I'm hoping folks with better cognitive ability and medical background than myself
Not claiming either of those things, but I have read it. It's tempting to go through it section by section and pick it apart, but that would take a long time and probably wouldn't achieve much that is good.
I think it's a good document with some interesting ideas.
It's obviously a consensus document, and so the list of related diseases is wide and somewhat arguable - MCAS and EDS are in there for example. The way the research questions handle these is reasonable though e.g.
- What is the overlap between collagen/connective tissue/possible EDS? What is the role of connective tissue degeneration? What is the role of fibroblast dysfunction?
- What is the role of spinal degeneration and/or ossification? What is the role of the cervical spine?

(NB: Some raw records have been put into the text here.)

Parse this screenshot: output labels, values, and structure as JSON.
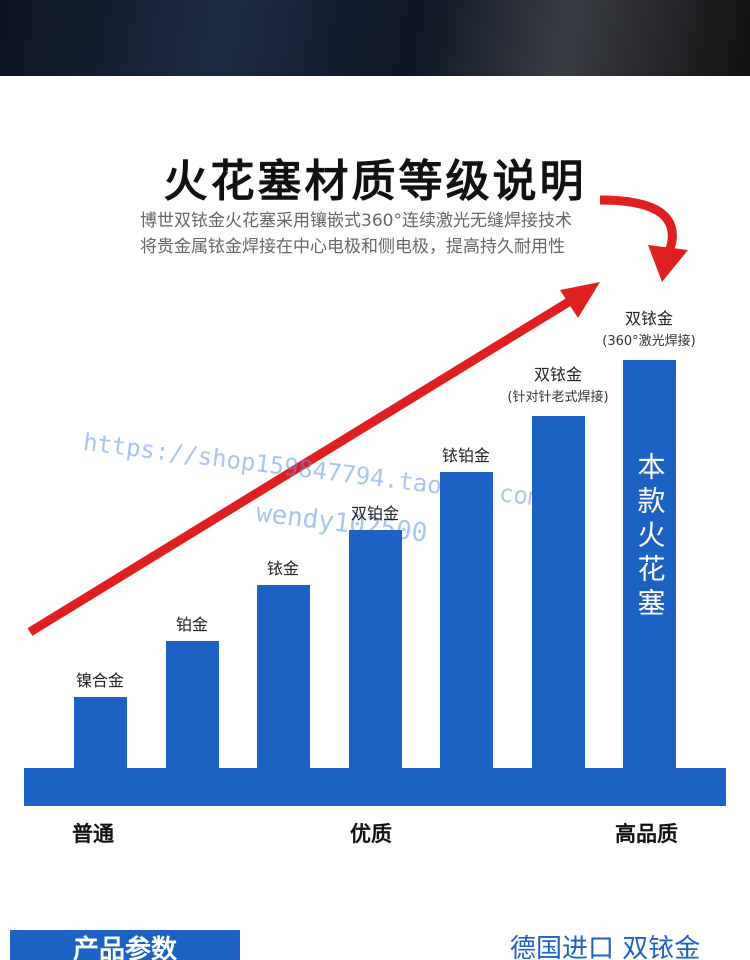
{
  "header": {
    "title": "火花塞材质等级说明",
    "lines": [
      "博世双铱金火花塞采用镶嵌式360°连续激光无缝焊接技术",
      "将贵金属铱金焊接在中心电极和侧电极，提高持久耐用性"
    ]
  },
  "bars": [
    {
      "label": "镍合金"
    },
    {
      "label": "铂金"
    },
    {
      "label": "铱金"
    },
    {
      "label": "双铂金"
    },
    {
      "label": "铱铂金"
    },
    {
      "label": "双铱金",
      "note": "(针对针老式焊接)"
    },
    {
      "label": "双铱金",
      "note": "(360°激光焊接)",
      "inner": "本款火花塞"
    }
  ],
  "axis_labels": [
    "普通",
    "优质",
    "高品质"
  ],
  "watermarks": [
    "https://shop159847794.taobao.com",
    "wendy102500"
  ],
  "footer": {
    "tag": "产品参数",
    "text": "德国进口 双铱金"
  }
}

Given the high level of acceptance of these ideas, good quality research to try to bring some answers would be helpful. It's interesting that Gulf War Illness isn't included as an associated condition.
I feel the same about the list of treatments that are given as examples. I'm not sure that I'd say some (or even any) of those have shown promise, but a lot of patient energy is being spent on them, so some good quality studies done by people with the required level of equipoise would be very useful.
Accelerate one-year clinical trials for treatments that have shown promise in the Long COVID and associated conditions patient community (e.g., anticoagulation, BC007, Low Dose Naltrexone, Ampligen, Low Dose Abilify).
This was a very interesting idea, that potentially could make the quality of Long Covid and ME/CFS research better:
Establish an Office of Complex Chronic Conditions Research (OCCCR) in the NIH Director’s Office, modeled on the Office of AIDS Research.
The one thing that I'm most disappointed about is the lack of a clear discussion of the problems of unblinded/ poorly controlled studies with subjective outcomes. To me, reducing bias from this problem is the one key thing that would improve Long Covid research. Even though there is a section on Research Design, it's not there.
Symptoms tracked should be as comprehensive as possible, as patient research has documented over 200 symptoms of Long COVID. Included among these should be the inclusion of post-exertional malaise (PEM) - a cardinal symptom of ME/CFS, cognitive symptoms, and menstrual symptoms.
Good that PEM is mentioned, but to not highlight the unblinded/uncontrolled +subjective outcomes problem makes me feel as though the Long Covid and parts of the US ME/CFS community have missed
the key lesson from the UK BPS debacle. It makes me want to yell.
It's an aspirational document. It makes a lot of ensuring diversity in trials and policy-making, which is good, even if impractical for some studies. For example, some studies may need to focus just on biological women, or just on men, or on people with a particular severity level or on people without a co-morbidity. It would be a shame if a study did not go ahead because the study question didn't fit people of every category. I liked the mention of research needing to consider menstrual cycles.
Ensure all federally-funded Long COVID studies meet recommended demographic targets for recruitment [for race/ethnicity, age, gender (including transgender and non-binary people), sex, multiple co-morbidities, disability, etc.], which may require oversampling certain populations, compensating BIPOC and LGBTQ+ patients, and conducting outreach through community health workers and organizations.
Require meaningful patient engagement in studies, which includes ensuring patients have decision-making power in every step of the research process (from ROA to publication, and as part of executive and steering committees), compensating patients for their engagement, and ensuring patient representatives are accountable to their community. In addition to requiring this of forthcoming studies, ongoing studies like RECOVER and INSPIRE should improve their patient engagement practices by adhering to these standards.
I thought the comment about compensating patients for engagement was interesting. It has struck me before, that it is the people who don't have an income and who are sick who are often the ones most expected to volunteer their time - to participate in trials, to be on patient advisory groups. I think it is right that anyone participating in research or providing advice should be paid to do that - their time is important. Perhaps if the people were paid, it would increase the respect accorded to them. If compensating participants made research more expensive, then maybe the way research is funded needs to change. It's a bit like saying the use of slave labour couldn't be stopped because it would make food production more expensive. It's controversial, of course we don't want to slow research, but the assumptions made about patients' time are worth thinking about. Perhaps less research, but research that is done really well, would get us to useful answers more quickly.
There's lot's more in there, lots more that could be said.